Data assimilation as simulation-based inference

Abstract

Complex dynamical systems are found across various scientific disciplines, representing phenomena like atmospheric and oceanic behavior, brain activity, robot state in its environment, among many others. Due to the challenges that those systems may address, it is often impractical to observe their complete state, leading to the collection of partial observations. For instance, weather stations can only measure a limited number of variables like temperature and pressure, but not the entire state of the atmosphere. However, despite the limited nature of those observations, we can still use them to infer and deduce states that are consistent with the gathered data. By leveraging advanced inference methods, we can make predictions about the complete state of complex dynamical systems based on these information. In this thesis, we delve into the realm of simulation-based inference methods applied to inverse problems in high-dimensional dynamical systems. We discuss how classical methods can be adapted to our problem and investigate how existing evaluation techniques can be used to assess our estimator's performances. Unlike classical simulation-based inference problems, our focus extends to incorporating the temporal dimension of such systems and scaling consistently existing inference methods with the size of the problem. Our goal is to infer the posterior density of states in dynamic systems, using observations to condition the inference process.
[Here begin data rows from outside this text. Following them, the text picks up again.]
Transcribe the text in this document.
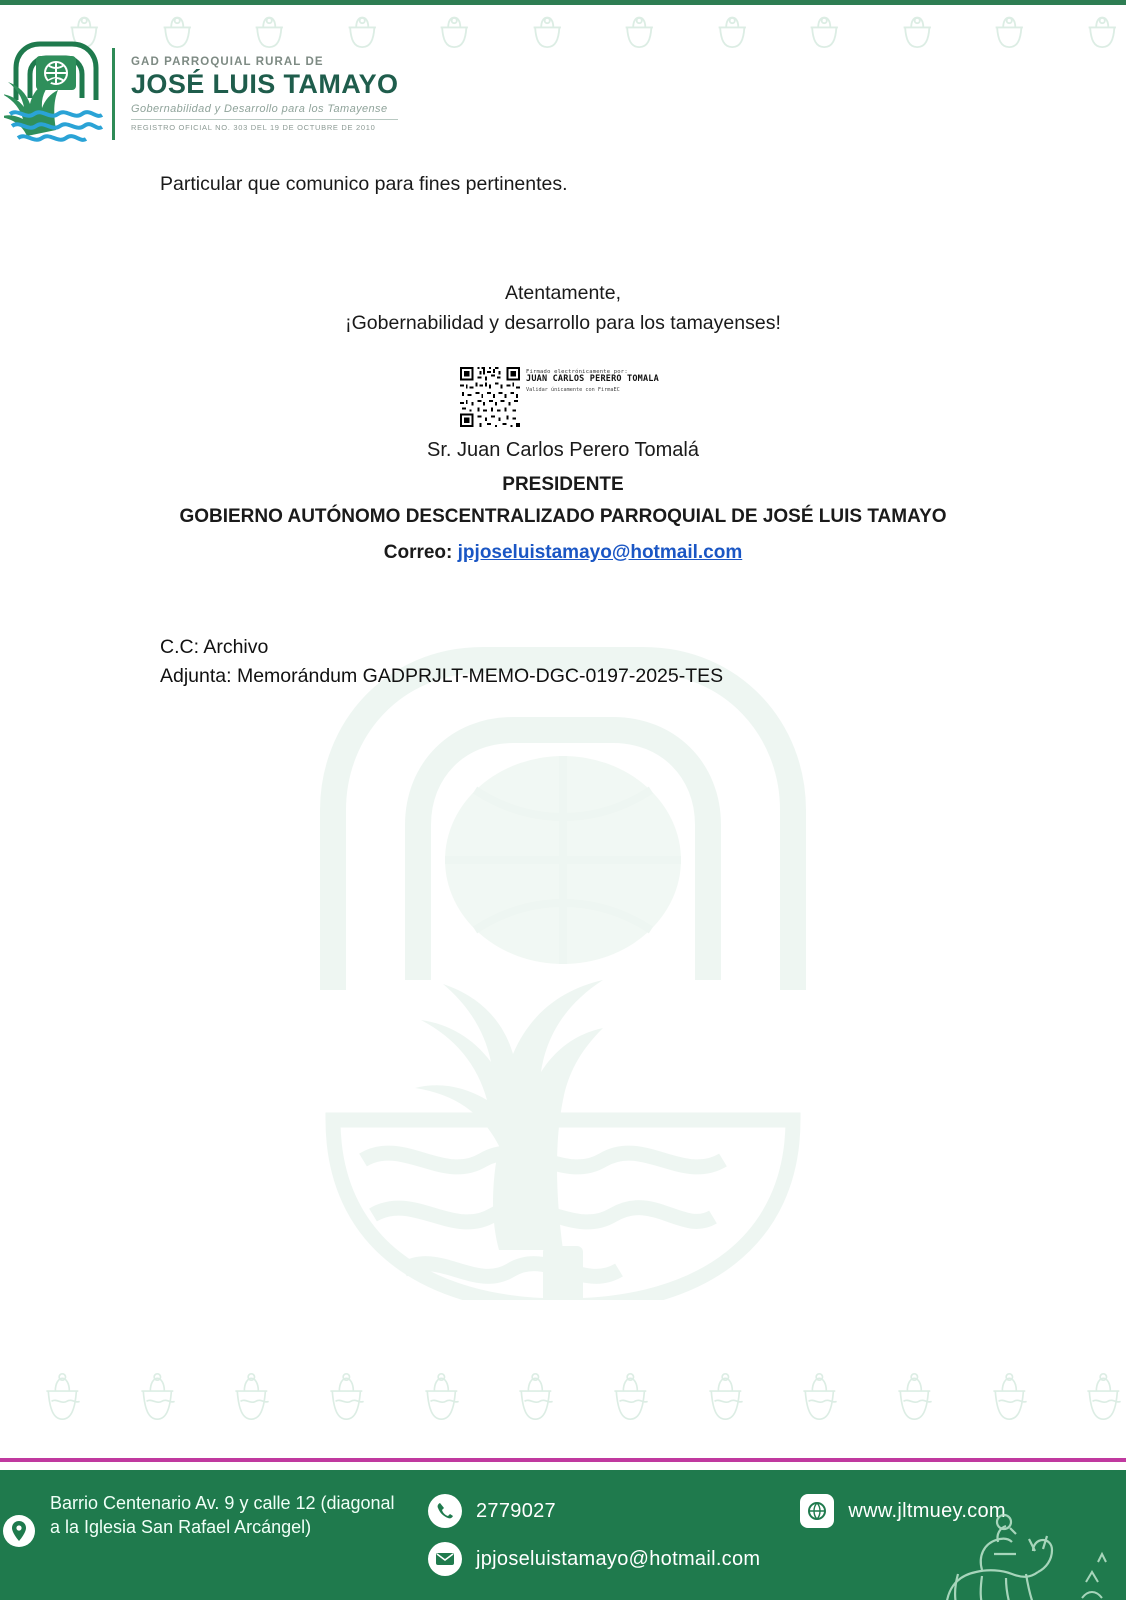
GAD PARROQUIAL RURAL DE
JOSÉ LUIS TAMAYO
Gobernabilidad y Desarrollo para los Tamayense
REGISTRO OFICIAL NO. 303 DEL 19 DE OCTUBRE DE 2010
Particular que comunico para fines pertinentes.
Atentamente,
¡Gobernabilidad y desarrollo para los tamayenses!
Firmado electrónicamente por:
JUAN CARLOS PERERO TOMALA
Validar únicamente con FirmaEC
Sr. Juan Carlos Perero Tomalá
PRESIDENTE
GOBIERNO AUTÓNOMO DESCENTRALIZADO PARROQUIAL DE JOSÉ LUIS TAMAYO
Correo: jpjoseluistamayo@hotmail.com
C.C: Archivo
Adjunta: Memorándum GADPRJLT-MEMO-DGC-0197-2025-TES
Barrio Centenario Av. 9 y calle 12 (diagonal a la Iglesia San Rafael Arcángel)
2779027
jpjoseluistamayo@hotmail.com
www.jltmuey.com
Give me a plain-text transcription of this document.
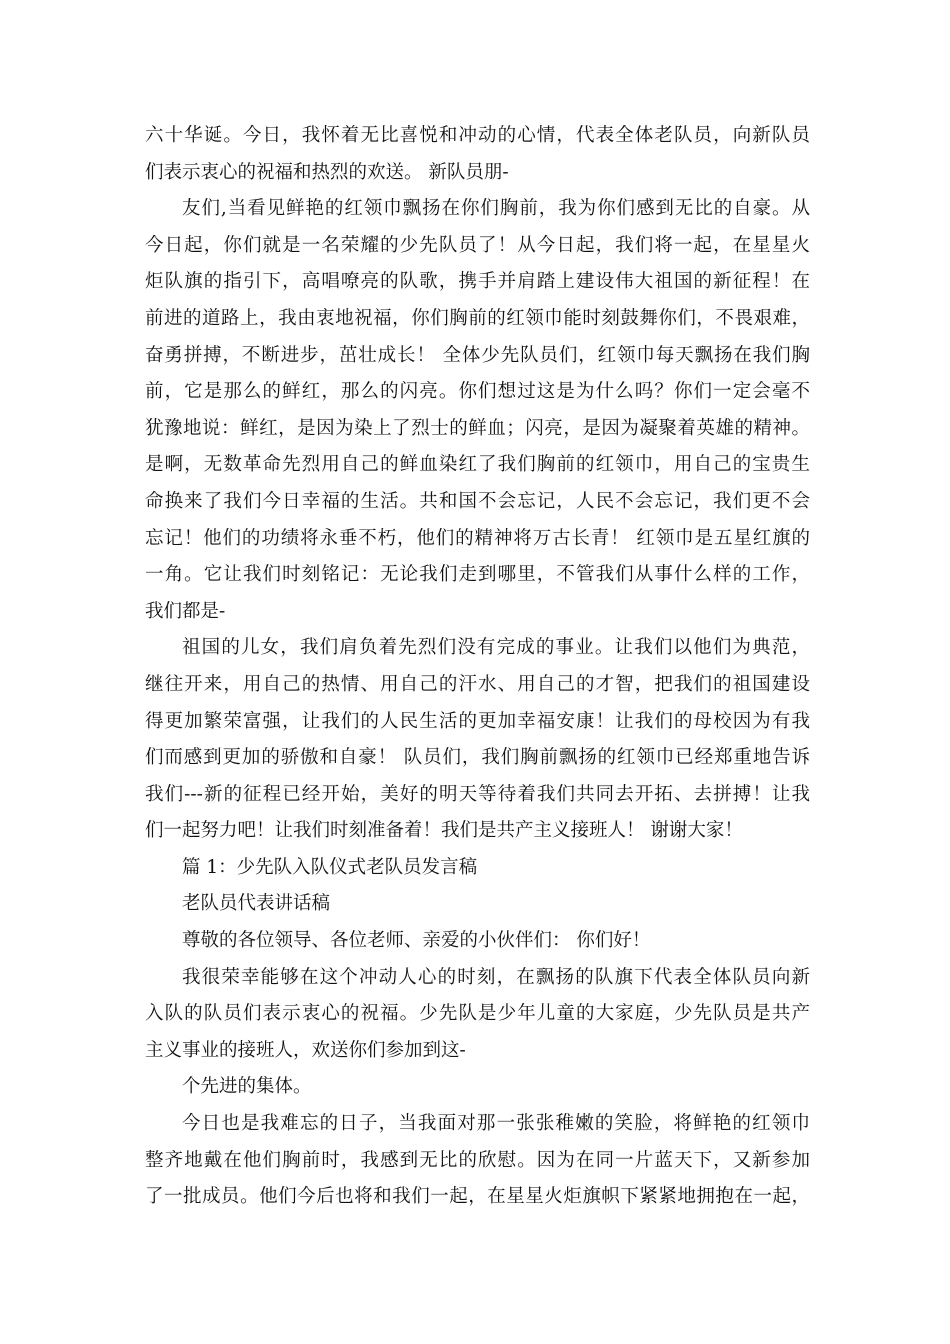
六十华诞。今日，我怀着无比喜悦和冲动的心情，代表全体老队员，向新队员
们表示衷心的祝福和热烈的欢送。 新队员朋-
友们,当看见鲜艳的红领巾飘扬在你们胸前，我为你们感到无比的自豪。从
今日起，你们就是一名荣耀的少先队员了！从今日起，我们将一起，在星星火
炬队旗的指引下，高唱嘹亮的队歌，携手并肩踏上建设伟大祖国的新征程！在
前进的道路上，我由衷地祝福，你们胸前的红领巾能时刻鼓舞你们，不畏艰难，
奋勇拼搏，不断进步，茁壮成长！ 全体少先队员们，红领巾每天飘扬在我们胸
前，它是那么的鲜红，那么的闪亮。你们想过这是为什么吗？你们一定会毫不
犹豫地说：鲜红，是因为染上了烈士的鲜血；闪亮，是因为凝聚着英雄的精神。
是啊，无数革命先烈用自己的鲜血染红了我们胸前的红领巾，用自己的宝贵生
命换来了我们今日幸福的生活。共和国不会忘记，人民不会忘记，我们更不会
忘记！他们的功绩将永垂不朽，他们的精神将万古长青！ 红领巾是五星红旗的
一角。它让我们时刻铭记：无论我们走到哪里，不管我们从事什么样的工作，
我们都是-
祖国的儿女，我们肩负着先烈们没有完成的事业。让我们以他们为典范，
继往开来，用自己的热情、用自己的汗水、用自己的才智，把我们的祖国建设
得更加繁荣富强，让我们的人民生活的更加幸福安康！让我们的母校因为有我
们而感到更加的骄傲和自豪！ 队员们，我们胸前飘扬的红领巾已经郑重地告诉
我们---新的征程已经开始，美好的明天等待着我们共同去开拓、去拼搏！让我
们一起努力吧！让我们时刻准备着！我们是共产主义接班人！ 谢谢大家！
篇 1：少先队入队仪式老队员发言稿
老队员代表讲话稿
尊敬的各位领导、各位老师、亲爱的小伙伴们： 你们好！
我很荣幸能够在这个冲动人心的时刻，在飘扬的队旗下代表全体队员向新
入队的队员们表示衷心的祝福。少先队是少年儿童的大家庭，少先队员是共产
主义事业的接班人，欢送你们参加到这-
个先进的集体。
今日也是我难忘的日子，当我面对那一张张稚嫩的笑脸，将鲜艳的红领巾
整齐地戴在他们胸前时，我感到无比的欣慰。因为在同一片蓝天下，又新参加
了一批成员。他们今后也将和我们一起，在星星火炬旗帜下紧紧地拥抱在一起，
By accounting for the temporal aspect, we can extend our understanding of the system's behavior and make informed predictions about its future states. Eventually, we show that existing estimation methods can adapt to our problem by incorporating consistently available information related to both system dynamics and observation process. We argue that convolutional estimators are needed to allow good scaling without increasing excessively computational costs. By leveraging system's structure, we found diffusion-based estimators being promising to solve our problem. We also highlight the need of new evaluation techniques that scales correctly and propose a classifier-based posterior check that fill the lacks of other classical evaluations at the cost of harder interpretation.